A stock market sell-off among the natural resource sector helped push London’s top stocks into some of the worst territory among major global indexes on Thursday.
The FTSE 100 pushed down towards the 7,000 point line, finishing at 7024.21 after losing 71.32 points.
The 1% drop placed it behind markets in the US, which were flat when the FTSE closed, and far behind its German counterpart, up 0.1%, and France’s Cac 40, which rose 0.2%.
There was no runaway loser on the FTSE 100. But miners Polymetal, Rio Tinto and BHP were significantly in the red as the index closed.
Few of the fallers on the FTSE 100 were driven by company news, but easyJet collapsed on the FTSE 250 after it announced plans to tap shareholders for £1.2 billion.
By the end of the day its shares had closed down 10.2%.
The airline also told shareholders that it had rejected an attempted takeover offer by an unnamed company, which Bloomberg reported was Wizz Air. Wizz declined to comment.
Despite its poor performance, easyJet did not pull the FTSE 250 deep into the red. The smaller index closed down 0.2%.
“The travel and leisure sector has been front and centre today after easyJet announced it was looking to raise another £1.2 billion from a fully underwritten rights issue, sending the shares sharply down and back to its January lows as shareholders face having to fork out yet more extra cash,” said CMC Markets analyst Michael Hewson.
“This decision can be looked at in any number of ways, but it appears that management want to be able to ride out what could be a difficult winter for the wider sector, and while they are spinning it as a way to bolster the balance sheet to take advantage of possible expansion plans, it hasn’t gone unnoticed that management also painted a weaker outlook for the fourth quarter and the first quarter next year.”
Shortly after markets closed in Europe, one pound would buy 1.3847 dollars or 1.1711 euros. Brent crude oil dropped 0.2% to 72.43 dollars per barrel.
In company news, supermarket Morrisons said that its first half profits dipped by 43% to £82 million compared to the same six month period a year earlier.

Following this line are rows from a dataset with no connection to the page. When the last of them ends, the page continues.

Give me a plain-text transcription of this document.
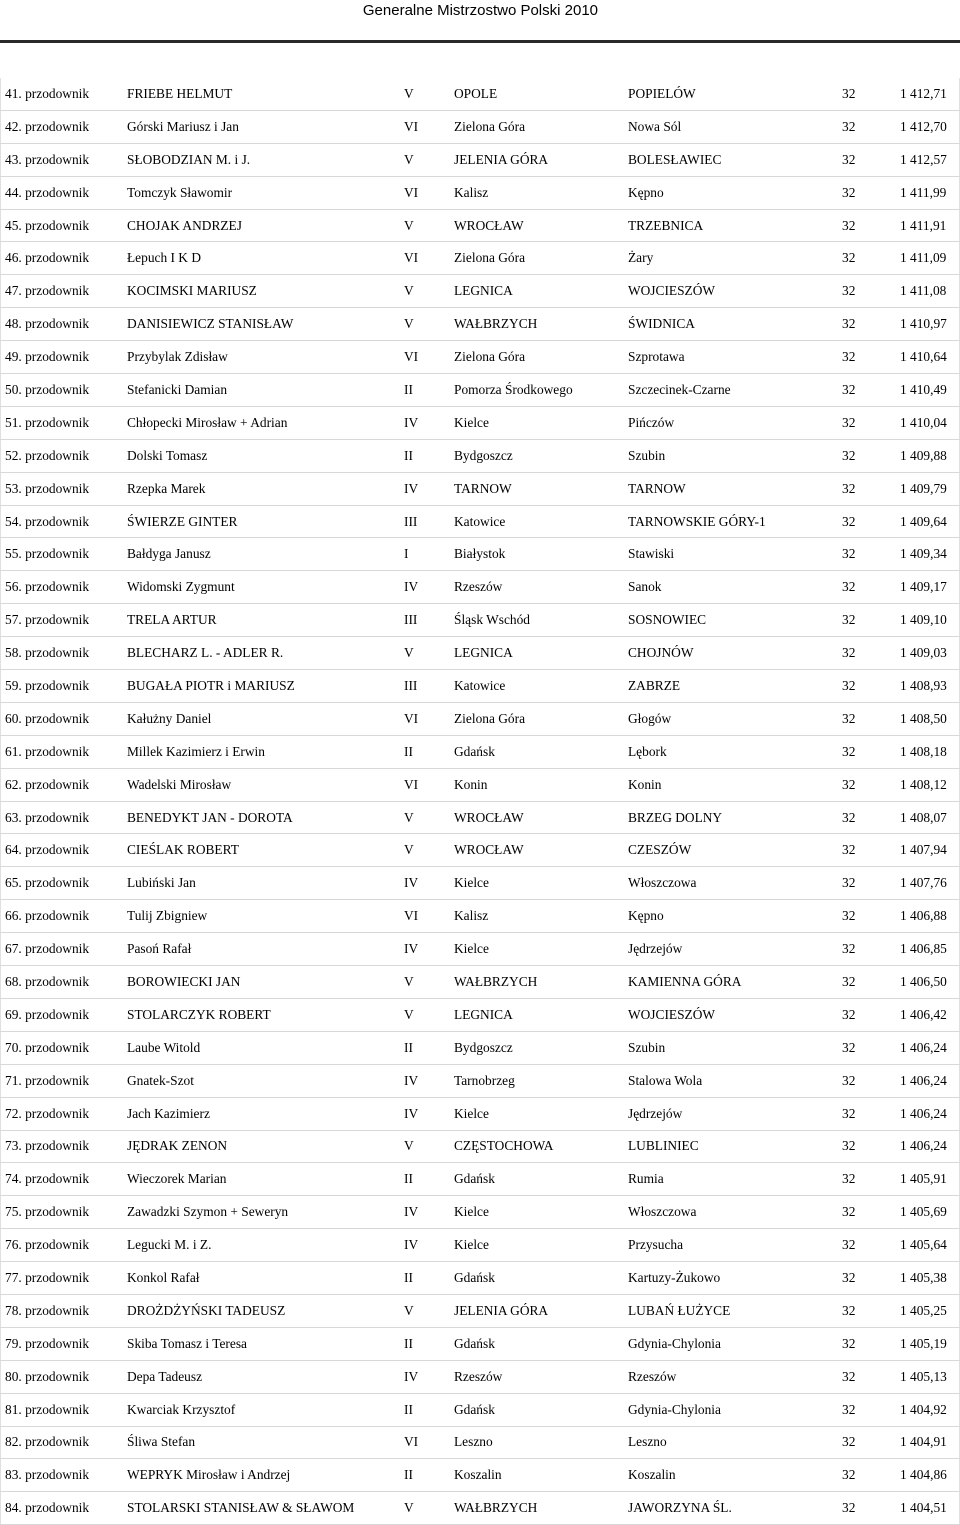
Generalne Mistrzostwo Polski 2010
41. przodownik	FRIEBE HELMUT	V	OPOLE	POPIELÓW	32	1 412,71
42. przodownik	Górski Mariusz i Jan	VI	Zielona Góra	Nowa Sól	32	1 412,70
43. przodownik	SŁOBODZIAN M. i J.	V	JELENIA GÓRA	BOLESŁAWIEC	32	1 412,57
44. przodownik	Tomczyk Sławomir	VI	Kalisz	Kępno	32	1 411,99
45. przodownik	CHOJAK ANDRZEJ	V	WROCŁAW	TRZEBNICA	32	1 411,91
46. przodownik	Łepuch I K D	VI	Zielona Góra	Żary	32	1 411,09
47. przodownik	KOCIMSKI MARIUSZ	V	LEGNICA	WOJCIESZÓW	32	1 411,08
48. przodownik	DANISIEWICZ STANISŁAW	V	WAŁBRZYCH	ŚWIDNICA	32	1 410,97
49. przodownik	Przybylak Zdisław	VI	Zielona Góra	Szprotawa	32	1 410,64
50. przodownik	Stefanicki Damian	II	Pomorza Środkowego	Szczecinek-Czarne	32	1 410,49
51. przodownik	Chłopecki Mirosław + Adrian	IV	Kielce	Pińczów	32	1 410,04
52. przodownik	Dolski Tomasz	II	Bydgoszcz	Szubin	32	1 409,88
53. przodownik	Rzepka Marek	IV	TARNOW	TARNOW	32	1 409,79
54. przodownik	ŚWIERZE GINTER	III	Katowice	TARNOWSKIE GÓRY-1	32	1 409,64
55. przodownik	Bałdyga Janusz	I	Białystok	Stawiski	32	1 409,34
56. przodownik	Widomski Zygmunt	IV	Rzeszów	Sanok	32	1 409,17
57. przodownik	TRELA ARTUR	III	Śląsk Wschód	SOSNOWIEC	32	1 409,10
58. przodownik	BLECHARZ L. - ADLER R.	V	LEGNICA	CHOJNÓW	32	1 409,03
59. przodownik	BUGAŁA PIOTR i MARIUSZ	III	Katowice	ZABRZE	32	1 408,93
60. przodownik	Kałużny Daniel	VI	Zielona Góra	Głogów	32	1 408,50
61. przodownik	Millek Kazimierz i Erwin	II	Gdańsk	Lębork	32	1 408,18
62. przodownik	Wadelski Mirosław	VI	Konin	Konin	32	1 408,12
63. przodownik	BENEDYKT JAN - DOROTA	V	WROCŁAW	BRZEG DOLNY	32	1 408,07
64. przodownik	CIEŚLAK ROBERT	V	WROCŁAW	CZESZÓW	32	1 407,94
65. przodownik	Lubiński Jan	IV	Kielce	Włoszczowa	32	1 407,76
66. przodownik	Tulij Zbigniew	VI	Kalisz	Kępno	32	1 406,88
67. przodownik	Pasoń Rafał	IV	Kielce	Jędrzejów	32	1 406,85
68. przodownik	BOROWIECKI JAN	V	WAŁBRZYCH	KAMIENNA GÓRA	32	1 406,50
69. przodownik	STOLARCZYK ROBERT	V	LEGNICA	WOJCIESZÓW	32	1 406,42
70. przodownik	Laube Witold	II	Bydgoszcz	Szubin	32	1 406,24
71. przodownik	Gnatek-Szot	IV	Tarnobrzeg	Stalowa Wola	32	1 406,24
72. przodownik	Jach Kazimierz	IV	Kielce	Jędrzejów	32	1 406,24
73. przodownik	JĘDRAK ZENON	V	CZĘSTOCHOWA	LUBLINIEC	32	1 406,24
74. przodownik	Wieczorek Marian	II	Gdańsk	Rumia	32	1 405,91
75. przodownik	Zawadzki Szymon + Seweryn	IV	Kielce	Włoszczowa	32	1 405,69
76. przodownik	Legucki M. i Z.	IV	Kielce	Przysucha	32	1 405,64
77. przodownik	Konkol Rafał	II	Gdańsk	Kartuzy-Żukowo	32	1 405,38
78. przodownik	DROŻDŻYŃSKI TADEUSZ	V	JELENIA GÓRA	LUBAŃ ŁUŻYCE	32	1 405,25
79. przodownik	Skiba Tomasz i Teresa	II	Gdańsk	Gdynia-Chylonia	32	1 405,19
80. przodownik	Depa Tadeusz	IV	Rzeszów	Rzeszów	32	1 405,13
81. przodownik	Kwarciak Krzysztof	II	Gdańsk	Gdynia-Chylonia	32	1 404,92
82. przodownik	Śliwa Stefan	VI	Leszno	Leszno	32	1 404,91
83. przodownik	WEPRYK Mirosław i Andrzej	II	Koszalin	Koszalin	32	1 404,86
84. przodownik	STOLARSKI STANISŁAW & SŁAWOM	V	WAŁBRZYCH	JAWORZYNA ŚL.	32	1 404,51
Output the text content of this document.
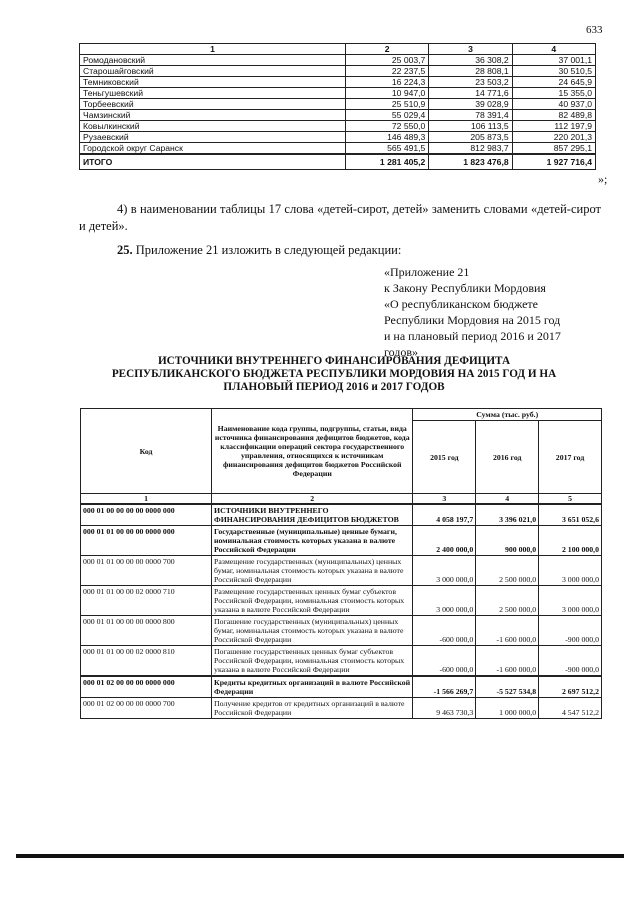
633
1	2	3	4
Ромодановский	25 003,7	36 308,2	37 001,1
Старошайговский	22 237,5	28 808,1	30 510,5
Темниковский	16 224,3	23 503,2	24 645,9
Теньгушевский	10 947,0	14 771,6	15 355,0
Торбеевский	25 510,9	39 028,9	40 937,0
Чамзинский	55 029,4	78 391,4	82 489,8
Ковылкинский	72 550,0	106 113,5	112 197,9
Рузаевский	146 489,3	205 873,5	220 201,3
Городской округ Саранск	565 491,5	812 983,7	857 295,1
ИТОГО	1 281 405,2	1 823 476,8	1 927 716,4
»;
4) в наименовании таблицы 17 слова «детей-сирот, детей» заменить словами «детей-сирот и детей».
25. Приложение 21 изложить в следующей редакции:
«Приложение 21
к Закону Республики Мордовия
«О республиканском бюджете
Республики Мордовия на 2015 год
и на плановый период 2016 и 2017
годов»
ИСТОЧНИКИ ВНУТРЕННЕГО ФИНАНСИРОВАНИЯ ДЕФИЦИТА
РЕСПУБЛИКАНСКОГО БЮДЖЕТА РЕСПУБЛИКИ МОРДОВИЯ НА 2015 ГОД И НА
ПЛАНОВЫЙ ПЕРИОД 2016 и 2017 ГОДОВ
Код	Наименование кода группы, подгруппы, статьи, вида источника финансирования дефицитов бюджетов, кода классификации операций сектора государственного управления, относящихся к источникам финансирования дефицитов бюджетов Российской Федерации	Сумма (тыс. руб.)		
		2015 год	2016 год	2017 год
1	2	3	4	5
000 01 00 00 00 00 0000 000	ИСТОЧНИКИ ВНУТРЕННЕГО ФИНАНСИРОВАНИЯ ДЕФИЦИТОВ БЮДЖЕТОВ	4 058 197,7	3 396 021,0	3 651 052,6
000 01 01 00 00 00 0000 000	Государственные (муниципальные) ценные бумаги, номинальная стоимость которых указана в валюте Российской Федерации	2 400 000,0	900 000,0	2 100 000,0
000 01 01 00 00 00 0000 700	Размещение государственных (муниципальных) ценных бумаг, номинальная стоимость которых указана в валюте Российской Федерации	3 000 000,0	2 500 000,0	3 000 000,0
000 01 01 00 00 02 0000 710	Размещение государственных ценных бумаг субъектов Российской Федерации, номинальная стоимость которых указана в валюте Российской Федерации	3 000 000,0	2 500 000,0	3 000 000,0
000 01 01 00 00 00 0000 800	Погашение государственных (муниципальных) ценных бумаг, номинальная стоимость которых указана в валюте Российской Федерации	-600 000,0	-1 600 000,0	-900 000,0
000 01 01 00 00 02 0000 810	Погашение государственных ценных бумаг субъектов Российской Федерации, номинальная стоимость которых указана в валюте Российской Федерации	-600 000,0	-1 600 000,0	-900 000,0
000 01 02 00 00 00 0000 000	Кредиты кредитных организаций в валюте Российской Федерации	-1 566 269,7	-5 527 534,8	2 697 512,2
000 01 02 00 00 00 0000 700	Получение кредитов от кредитных организаций в валюте Российской Федерации	9 463 730,3	1 000 000,0	4 547 512,2
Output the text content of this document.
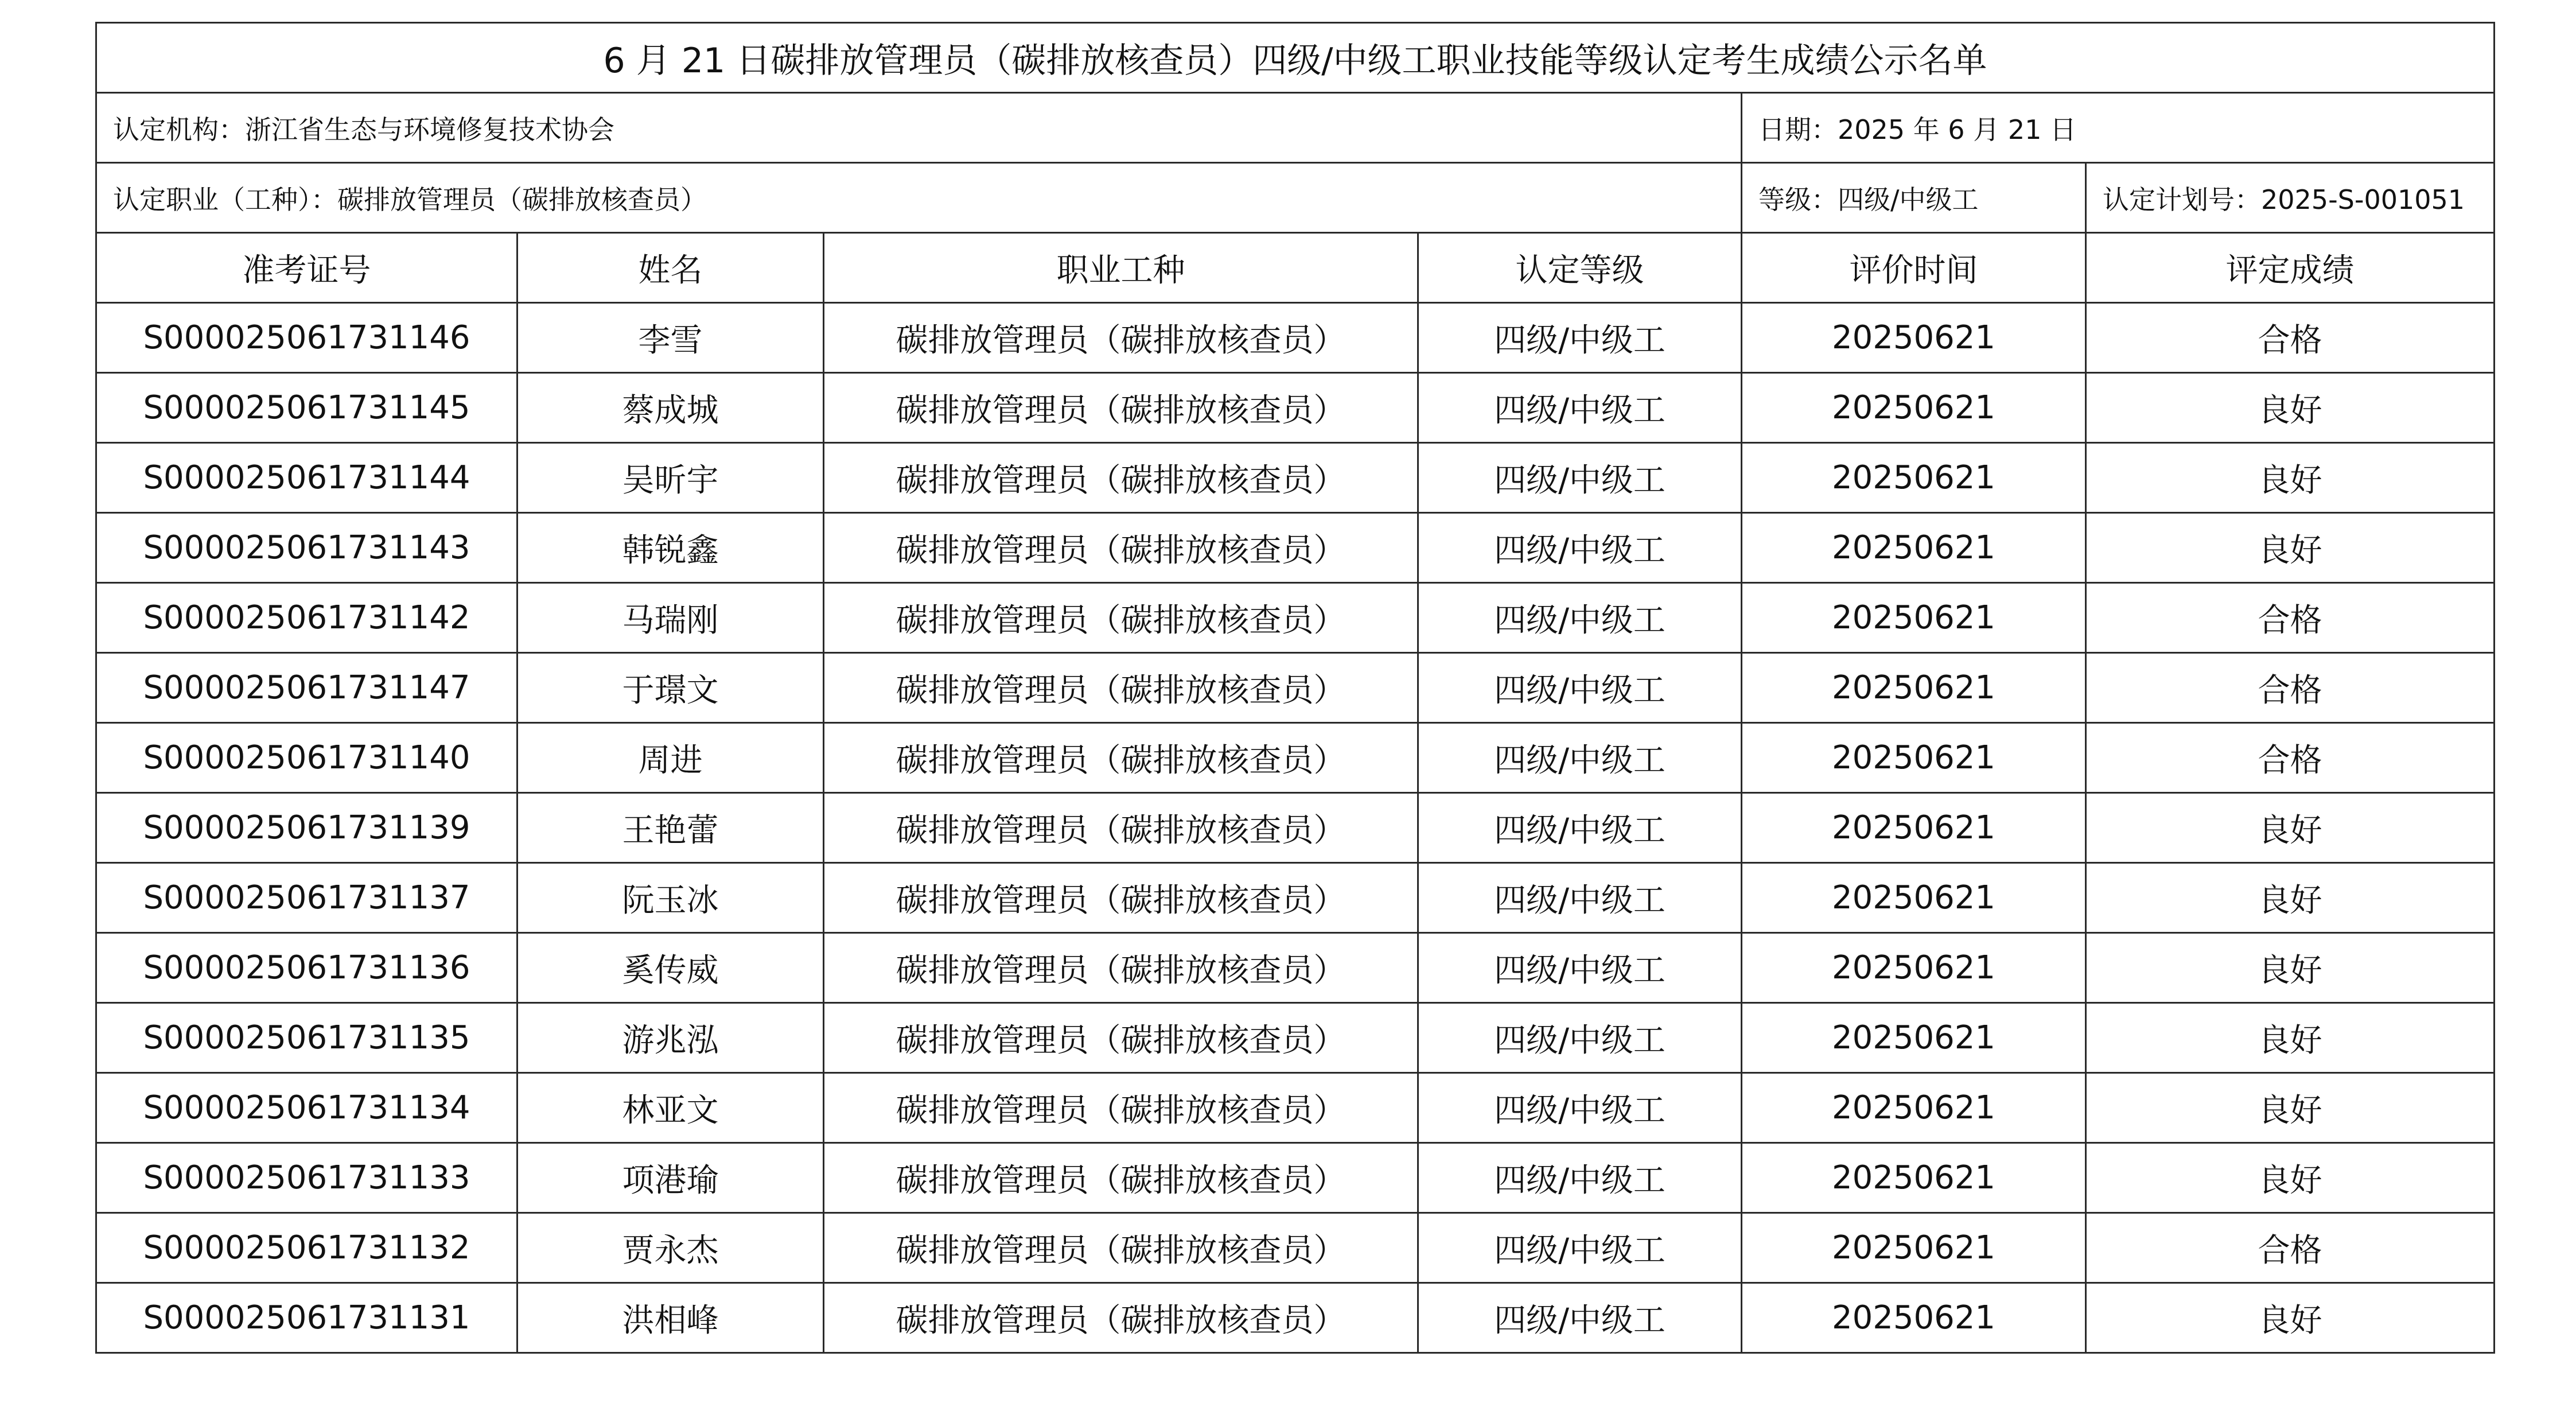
6 月 21 日碳排放管理员（碳排放核查员）四级/中级工职业技能等级认定考生成绩公示名单					
认定机构：浙江省生态与环境修复技术协会				日期：2025 年 6 月 21 日	
认定职业（工种）：碳排放管理员（碳排放核查员）				等级：四级/中级工	认定计划号：2025-S-001051
准考证号	姓名	职业工种	认定等级	评价时间	评定成绩
S000025061731146	李雪	碳排放管理员（碳排放核查员）	四级/中级工	20250621	合格
S000025061731145	蔡成城	碳排放管理员（碳排放核查员）	四级/中级工	20250621	良好
S000025061731144	吴昕宇	碳排放管理员（碳排放核查员）	四级/中级工	20250621	良好
S000025061731143	韩锐鑫	碳排放管理员（碳排放核查员）	四级/中级工	20250621	良好
S000025061731142	马瑞刚	碳排放管理员（碳排放核查员）	四级/中级工	20250621	合格
S000025061731147	于璟文	碳排放管理员（碳排放核查员）	四级/中级工	20250621	合格
S000025061731140	周进	碳排放管理员（碳排放核查员）	四级/中级工	20250621	合格
S000025061731139	王艳蕾	碳排放管理员（碳排放核查员）	四级/中级工	20250621	良好
S000025061731137	阮玉冰	碳排放管理员（碳排放核查员）	四级/中级工	20250621	良好
S000025061731136	奚传威	碳排放管理员（碳排放核查员）	四级/中级工	20250621	良好
S000025061731135	游兆泓	碳排放管理员（碳排放核查员）	四级/中级工	20250621	良好
S000025061731134	林亚文	碳排放管理员（碳排放核查员）	四级/中级工	20250621	良好
S000025061731133	项港瑜	碳排放管理员（碳排放核查员）	四级/中级工	20250621	良好
S000025061731132	贾永杰	碳排放管理员（碳排放核查员）	四级/中级工	20250621	合格
S000025061731131	洪相峰	碳排放管理员（碳排放核查员）	四级/中级工	20250621	良好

The company, which is the subject of a takeover offer, also warned that prices might rise amid a shortage of lorry drivers in the UK.
Chief executive David Potts said that the current inflation which has pushed up prices of beef and wheat-based products is set to “continue for a while”.
Shares were flat on Thursday.
Days after saying it was in the front seat to buy William Hill’s non-US business, gambling company 888 announced that it had sealed a £2.2 billion deal.
It will see William Hill’s 1,400 UK betting shops return to British hands after the company was bought by US casino firm Caesars Entertainment in April. Caesars said from the start it did not want to keep William Hill’s European business.
Shares in 888 dipped 3.3%.
The biggest risers on the FTSE 100 were M&G, up 2.85p to 201.9p, Whitbread, up 41p to 3,292p, Intermediate Capital Group, up 25p to 2,248p, B&M, up 6.4p to 584.4p, and Intercontinental Hotels Group, up 44p to 4,597p.
The biggest fallers on the FTSE 100 were CocaCola HBC, down 113p to 2,482p, United Utilities, down 218p to 6,140p, Melrose Industries, down 5.9p to 178.4p, Polymetal, down 45.5p to 1,389.5p, and Prudential, down 46.5p to 1,484.5p.